Venise était fermement entre les mains des Grisons en 1766. Du moins, en ce qui concerne les confiseurs : 38 des 42 confiseurs appartenaient à des immigrants du Val Poschiavo ou du Val Bregaglia. Des commerçants suisses comme les ramoneurs du Val Mesolcina ont également pu s’imposer à Vienne au XVIIIe siècle. Même la politique agricole de la Suisse, dont les coûts économiques s’élèvent aujourd’hui à des dizaines de milliards de francs par an, faisait partie des liens internationaux. Le champion de l’exportation reste jusqu’à aujourd’hui le Gruyère.

La Suisse a été la pionnière de la première vague de mondialisation vers la fin du XIXe siècle, jusqu’à l’éclatement de la Première Guerre mondiale en 1914. Notre pays avait la deuxième plus forte orientation vers l’exportation en Europe, le marché intérieur limité ayant été compensé par l’expansion à l’étranger. Au cours des 35 dernières années, le commerce extérieur est passé de 61% à plus de 120% du PIB. En 1999, pour la première fois, la Suisse gagnait un franc sur deux à l’étranger, les exportations représentant au total 50% du PIB, contre 70% aujourd’hui. Cette imbrication internationale est aussi symbolisée par l’augmentation rapide des investissements directs, qui ont été multipliés par 24 en termes réels depuis 1985. Fin 2016, les investissements directs suisses à l’étranger s’élevaient à 1215 milliards de francs et ceux des investisseurs étrangers en Suisse à 965 milliards de francs.

Savoir-faire suisse exporté : Pasticceria vénitiennes. (vug)
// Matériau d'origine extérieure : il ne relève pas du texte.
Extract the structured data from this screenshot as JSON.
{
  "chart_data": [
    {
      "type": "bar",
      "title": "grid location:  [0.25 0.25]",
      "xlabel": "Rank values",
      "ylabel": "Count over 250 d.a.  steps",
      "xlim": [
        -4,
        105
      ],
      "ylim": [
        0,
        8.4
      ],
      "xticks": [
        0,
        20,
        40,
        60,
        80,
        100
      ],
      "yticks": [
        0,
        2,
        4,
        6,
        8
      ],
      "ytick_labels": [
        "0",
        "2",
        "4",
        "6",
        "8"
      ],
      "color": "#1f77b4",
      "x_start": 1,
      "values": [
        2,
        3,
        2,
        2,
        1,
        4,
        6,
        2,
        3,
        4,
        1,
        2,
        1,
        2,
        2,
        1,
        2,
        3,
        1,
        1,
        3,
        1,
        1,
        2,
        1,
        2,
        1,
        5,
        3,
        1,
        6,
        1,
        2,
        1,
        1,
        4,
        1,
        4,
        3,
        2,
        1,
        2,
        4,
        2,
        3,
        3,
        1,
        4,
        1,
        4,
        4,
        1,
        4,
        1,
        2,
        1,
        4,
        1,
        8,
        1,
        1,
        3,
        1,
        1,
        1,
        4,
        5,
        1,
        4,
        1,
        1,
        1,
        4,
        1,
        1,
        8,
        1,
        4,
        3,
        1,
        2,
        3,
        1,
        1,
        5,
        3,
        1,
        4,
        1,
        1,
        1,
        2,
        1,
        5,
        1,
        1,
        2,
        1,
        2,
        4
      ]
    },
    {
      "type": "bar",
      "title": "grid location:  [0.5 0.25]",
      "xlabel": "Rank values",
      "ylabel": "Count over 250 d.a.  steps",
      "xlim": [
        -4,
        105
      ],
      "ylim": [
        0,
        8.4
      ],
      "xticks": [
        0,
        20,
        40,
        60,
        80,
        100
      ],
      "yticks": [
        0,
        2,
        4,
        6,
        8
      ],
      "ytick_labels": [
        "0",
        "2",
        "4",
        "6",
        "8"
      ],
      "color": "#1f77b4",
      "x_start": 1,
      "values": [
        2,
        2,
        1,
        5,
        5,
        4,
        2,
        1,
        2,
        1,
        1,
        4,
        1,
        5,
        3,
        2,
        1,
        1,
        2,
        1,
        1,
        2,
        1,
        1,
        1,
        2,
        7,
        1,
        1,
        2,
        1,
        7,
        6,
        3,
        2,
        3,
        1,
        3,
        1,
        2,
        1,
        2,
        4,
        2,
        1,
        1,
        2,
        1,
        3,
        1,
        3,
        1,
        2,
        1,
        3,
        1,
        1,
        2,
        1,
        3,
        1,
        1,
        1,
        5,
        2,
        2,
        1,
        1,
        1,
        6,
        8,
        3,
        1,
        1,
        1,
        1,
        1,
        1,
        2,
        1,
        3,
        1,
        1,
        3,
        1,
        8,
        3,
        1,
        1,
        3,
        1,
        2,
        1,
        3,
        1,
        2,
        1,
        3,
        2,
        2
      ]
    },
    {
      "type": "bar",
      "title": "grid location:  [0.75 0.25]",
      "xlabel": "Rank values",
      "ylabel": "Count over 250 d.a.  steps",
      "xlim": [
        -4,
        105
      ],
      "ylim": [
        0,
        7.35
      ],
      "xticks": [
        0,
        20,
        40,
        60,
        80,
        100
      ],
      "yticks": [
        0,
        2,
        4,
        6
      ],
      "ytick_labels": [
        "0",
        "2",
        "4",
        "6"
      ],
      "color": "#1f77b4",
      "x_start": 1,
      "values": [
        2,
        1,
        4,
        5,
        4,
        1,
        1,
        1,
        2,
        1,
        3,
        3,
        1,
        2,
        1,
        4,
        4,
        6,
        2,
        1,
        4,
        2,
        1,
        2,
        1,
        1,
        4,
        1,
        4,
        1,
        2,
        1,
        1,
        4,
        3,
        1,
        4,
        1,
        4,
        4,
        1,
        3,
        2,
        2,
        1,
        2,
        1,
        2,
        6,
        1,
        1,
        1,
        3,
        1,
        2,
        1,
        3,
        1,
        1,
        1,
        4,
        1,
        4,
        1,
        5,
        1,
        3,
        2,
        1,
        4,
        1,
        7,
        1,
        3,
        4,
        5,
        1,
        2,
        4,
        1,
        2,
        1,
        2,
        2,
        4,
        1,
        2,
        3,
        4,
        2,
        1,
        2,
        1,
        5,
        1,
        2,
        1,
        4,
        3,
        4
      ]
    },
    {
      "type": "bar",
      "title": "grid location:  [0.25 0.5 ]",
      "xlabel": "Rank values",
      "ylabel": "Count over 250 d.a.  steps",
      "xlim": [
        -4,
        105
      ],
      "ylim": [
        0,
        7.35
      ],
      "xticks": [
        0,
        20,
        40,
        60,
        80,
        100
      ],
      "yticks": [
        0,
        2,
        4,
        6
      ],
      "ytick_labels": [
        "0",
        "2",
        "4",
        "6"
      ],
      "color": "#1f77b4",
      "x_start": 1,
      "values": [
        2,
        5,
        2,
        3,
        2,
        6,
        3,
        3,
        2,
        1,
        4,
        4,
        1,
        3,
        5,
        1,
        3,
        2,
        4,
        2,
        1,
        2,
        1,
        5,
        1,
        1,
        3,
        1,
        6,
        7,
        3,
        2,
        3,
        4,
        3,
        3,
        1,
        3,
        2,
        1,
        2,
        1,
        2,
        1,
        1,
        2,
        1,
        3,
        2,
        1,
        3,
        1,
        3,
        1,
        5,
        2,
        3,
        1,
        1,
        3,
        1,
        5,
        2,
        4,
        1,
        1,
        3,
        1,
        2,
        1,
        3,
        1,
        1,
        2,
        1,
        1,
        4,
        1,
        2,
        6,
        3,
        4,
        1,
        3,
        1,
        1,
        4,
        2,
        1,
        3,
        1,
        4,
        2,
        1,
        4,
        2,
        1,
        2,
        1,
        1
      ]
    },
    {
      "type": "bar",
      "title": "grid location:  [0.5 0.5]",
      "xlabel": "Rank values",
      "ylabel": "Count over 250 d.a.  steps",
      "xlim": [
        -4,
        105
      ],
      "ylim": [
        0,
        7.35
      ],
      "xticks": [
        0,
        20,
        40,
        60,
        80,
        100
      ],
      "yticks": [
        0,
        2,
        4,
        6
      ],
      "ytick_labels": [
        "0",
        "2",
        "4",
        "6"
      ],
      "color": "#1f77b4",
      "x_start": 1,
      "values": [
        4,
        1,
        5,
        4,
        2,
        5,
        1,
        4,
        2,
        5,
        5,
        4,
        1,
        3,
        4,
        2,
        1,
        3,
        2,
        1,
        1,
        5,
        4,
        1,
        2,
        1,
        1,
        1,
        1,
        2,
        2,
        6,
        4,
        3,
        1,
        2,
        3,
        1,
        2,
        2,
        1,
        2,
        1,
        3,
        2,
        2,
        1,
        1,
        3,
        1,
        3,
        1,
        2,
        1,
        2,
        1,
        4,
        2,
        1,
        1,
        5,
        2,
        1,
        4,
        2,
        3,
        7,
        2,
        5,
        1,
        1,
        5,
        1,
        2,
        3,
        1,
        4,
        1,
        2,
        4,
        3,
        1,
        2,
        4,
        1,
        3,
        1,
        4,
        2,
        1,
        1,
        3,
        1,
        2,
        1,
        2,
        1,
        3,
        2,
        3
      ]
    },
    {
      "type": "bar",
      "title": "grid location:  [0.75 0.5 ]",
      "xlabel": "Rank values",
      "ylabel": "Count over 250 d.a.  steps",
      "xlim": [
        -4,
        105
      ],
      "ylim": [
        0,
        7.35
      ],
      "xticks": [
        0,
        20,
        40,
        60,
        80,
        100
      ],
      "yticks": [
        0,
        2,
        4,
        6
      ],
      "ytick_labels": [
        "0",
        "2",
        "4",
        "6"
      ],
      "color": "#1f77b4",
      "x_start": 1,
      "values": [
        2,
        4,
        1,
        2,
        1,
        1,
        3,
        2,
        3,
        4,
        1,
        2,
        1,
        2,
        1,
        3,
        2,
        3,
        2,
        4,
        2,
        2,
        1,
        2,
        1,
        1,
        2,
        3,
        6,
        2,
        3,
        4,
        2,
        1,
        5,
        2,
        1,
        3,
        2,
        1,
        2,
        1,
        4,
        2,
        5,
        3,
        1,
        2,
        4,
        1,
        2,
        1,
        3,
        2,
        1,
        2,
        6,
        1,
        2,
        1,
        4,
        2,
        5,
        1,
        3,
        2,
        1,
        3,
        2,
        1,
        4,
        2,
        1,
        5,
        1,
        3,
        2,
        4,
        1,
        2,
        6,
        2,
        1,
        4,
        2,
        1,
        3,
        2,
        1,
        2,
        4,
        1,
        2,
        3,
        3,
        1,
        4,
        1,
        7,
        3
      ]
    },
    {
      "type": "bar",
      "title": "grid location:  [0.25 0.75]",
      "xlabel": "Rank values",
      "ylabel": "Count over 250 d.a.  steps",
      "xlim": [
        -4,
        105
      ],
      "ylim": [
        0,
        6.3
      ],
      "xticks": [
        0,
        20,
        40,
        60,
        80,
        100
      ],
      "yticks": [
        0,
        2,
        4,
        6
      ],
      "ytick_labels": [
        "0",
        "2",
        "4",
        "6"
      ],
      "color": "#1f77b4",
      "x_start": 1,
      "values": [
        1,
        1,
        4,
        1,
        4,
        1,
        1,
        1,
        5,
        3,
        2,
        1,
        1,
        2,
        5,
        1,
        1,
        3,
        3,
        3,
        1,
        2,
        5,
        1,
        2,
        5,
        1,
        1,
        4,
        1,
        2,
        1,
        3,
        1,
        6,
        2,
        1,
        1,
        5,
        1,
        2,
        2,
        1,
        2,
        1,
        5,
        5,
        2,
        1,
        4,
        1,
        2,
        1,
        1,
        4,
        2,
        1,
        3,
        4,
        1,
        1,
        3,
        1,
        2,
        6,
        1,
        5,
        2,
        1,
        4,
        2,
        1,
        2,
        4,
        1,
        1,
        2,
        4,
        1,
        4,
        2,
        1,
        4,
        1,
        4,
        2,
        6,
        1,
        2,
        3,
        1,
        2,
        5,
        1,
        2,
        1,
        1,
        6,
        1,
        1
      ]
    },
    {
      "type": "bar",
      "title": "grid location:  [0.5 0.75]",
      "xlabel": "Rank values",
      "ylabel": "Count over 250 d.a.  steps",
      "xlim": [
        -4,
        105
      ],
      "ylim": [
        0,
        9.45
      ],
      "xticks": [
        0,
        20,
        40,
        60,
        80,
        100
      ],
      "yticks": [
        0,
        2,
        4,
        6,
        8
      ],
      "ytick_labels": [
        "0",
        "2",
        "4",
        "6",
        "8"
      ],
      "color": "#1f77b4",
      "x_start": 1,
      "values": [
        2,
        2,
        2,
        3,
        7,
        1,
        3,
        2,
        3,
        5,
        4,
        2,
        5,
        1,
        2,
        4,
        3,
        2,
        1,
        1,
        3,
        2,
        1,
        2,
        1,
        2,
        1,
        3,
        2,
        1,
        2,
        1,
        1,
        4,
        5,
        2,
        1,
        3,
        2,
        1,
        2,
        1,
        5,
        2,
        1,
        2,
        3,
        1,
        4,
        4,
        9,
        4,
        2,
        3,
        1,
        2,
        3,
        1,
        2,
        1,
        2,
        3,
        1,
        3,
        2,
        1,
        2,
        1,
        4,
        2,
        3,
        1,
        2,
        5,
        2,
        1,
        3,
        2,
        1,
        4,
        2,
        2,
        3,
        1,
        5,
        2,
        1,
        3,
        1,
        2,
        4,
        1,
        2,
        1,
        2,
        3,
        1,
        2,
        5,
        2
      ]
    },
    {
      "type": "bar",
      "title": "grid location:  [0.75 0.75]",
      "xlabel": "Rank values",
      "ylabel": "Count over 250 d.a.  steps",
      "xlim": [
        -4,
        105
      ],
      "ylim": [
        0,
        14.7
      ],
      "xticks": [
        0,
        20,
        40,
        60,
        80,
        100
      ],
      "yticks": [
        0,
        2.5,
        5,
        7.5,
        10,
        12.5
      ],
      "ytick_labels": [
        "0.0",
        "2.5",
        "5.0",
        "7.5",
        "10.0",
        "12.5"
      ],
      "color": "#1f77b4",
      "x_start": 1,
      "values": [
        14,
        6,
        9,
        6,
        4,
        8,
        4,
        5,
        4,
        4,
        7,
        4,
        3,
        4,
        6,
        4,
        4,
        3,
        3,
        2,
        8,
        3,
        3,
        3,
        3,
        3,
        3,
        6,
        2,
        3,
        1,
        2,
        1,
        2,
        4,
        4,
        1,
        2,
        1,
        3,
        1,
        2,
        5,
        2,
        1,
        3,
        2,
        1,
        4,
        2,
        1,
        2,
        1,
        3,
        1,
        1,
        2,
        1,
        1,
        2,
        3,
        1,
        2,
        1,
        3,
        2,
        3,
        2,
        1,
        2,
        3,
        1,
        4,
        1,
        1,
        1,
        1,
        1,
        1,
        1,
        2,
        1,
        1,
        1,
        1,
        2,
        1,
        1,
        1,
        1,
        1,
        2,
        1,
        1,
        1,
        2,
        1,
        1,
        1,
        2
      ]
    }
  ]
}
Si la prairie du Grütli symbolise la géographie suisse originelle, d’un point de vue économique, la Suisse originelle se compose de notre orientation vers l’exportation et de l’attitude libérale vis-à-vis de la concurrence. L’accès aux marchés est assuré par un réseau dense de traités internationaux, ainsi que le marché de proximité, l’UE, et les Accords bilatéraux I. L’expression suisse de la mondialisation est garantie par des accords de libre-échange avec 70 pays ainsi que par des accords de protection des investissements et de double imposition. Ainsi, le paradigme de la concurrence peut être appliqué non seulement aux trois niveaux nationaux de la commune, du canton et de la Confédération, mais aussi au quatrième, à savoir le niveau international. Mais cette disposition libérale à la libre concurrence, décrite par Friedrich A. Hayek comme un processus de découverte qui oblige tous les acteurs du marché à apporter des améliorations, est de plus en plus remise en question.

La concurrence fédéraliste entre les cantons est contrée par la tendance à la centralisation de la Confédération. Dans le même temps, l’activité économique mondialisée et européanisée de la Suisse est soumise à des pressions internes. Le conservatisme national de droite se marie avec le néoconservatisme syndical de gauche. La crainte de la concurrence sur le marché du travail incite les groupes syndicaux à aller de l’avant avec des conventions collectives de travail assorties d’extension du champ d’application et donc de salaires minimaux garantis par l’Etat. La flexibilisation du marché du travail est rejetée, la disposition actuelle des mesures d’accompagnement semble être gravée dans la pierre du Saint-Gothard. Les investissements directs étrangers doivent maintenant être vérifiés par les contrôleurs des investissements de l’Etat afin de déterminer s’ils affectent la sécurité nationale. De l’autre côté de l’échiquier politique, la structure des règles contractuelles fiables pour la concurrence internationale est considérée de manière critique, voire ouvertement combattue.

L’ouverture économique de la Suisse est l’un des piliers les plus importants de notre prospérité. Néanmoins, nous constatons une méfiance croissante à l’égard de la mondialisation. Au lieu d’un renouveau et d’un développement plus poussé, la préservation est devenu le nouveau courant dominant. Mais en raison de sa structure économique, la Suisse serait d’autant plus touchée par les tendances à la renationalisation et la logique du repli exclusif sur soi . Dans toute la discussion sur l’orientation de la politique économique de la Suisse, il convient peut-être de garder le confiseur grison à l’esprit. En tant que petit entrepreneur libéral, il a fait partie d’une chaîne de création de valeur internationalisée qui constitue encore aujourd’hui la base de la prospérité de la Suisse.

Cet article est paru le 22 novembre 2018 dans la «St. Galler Tagblatt».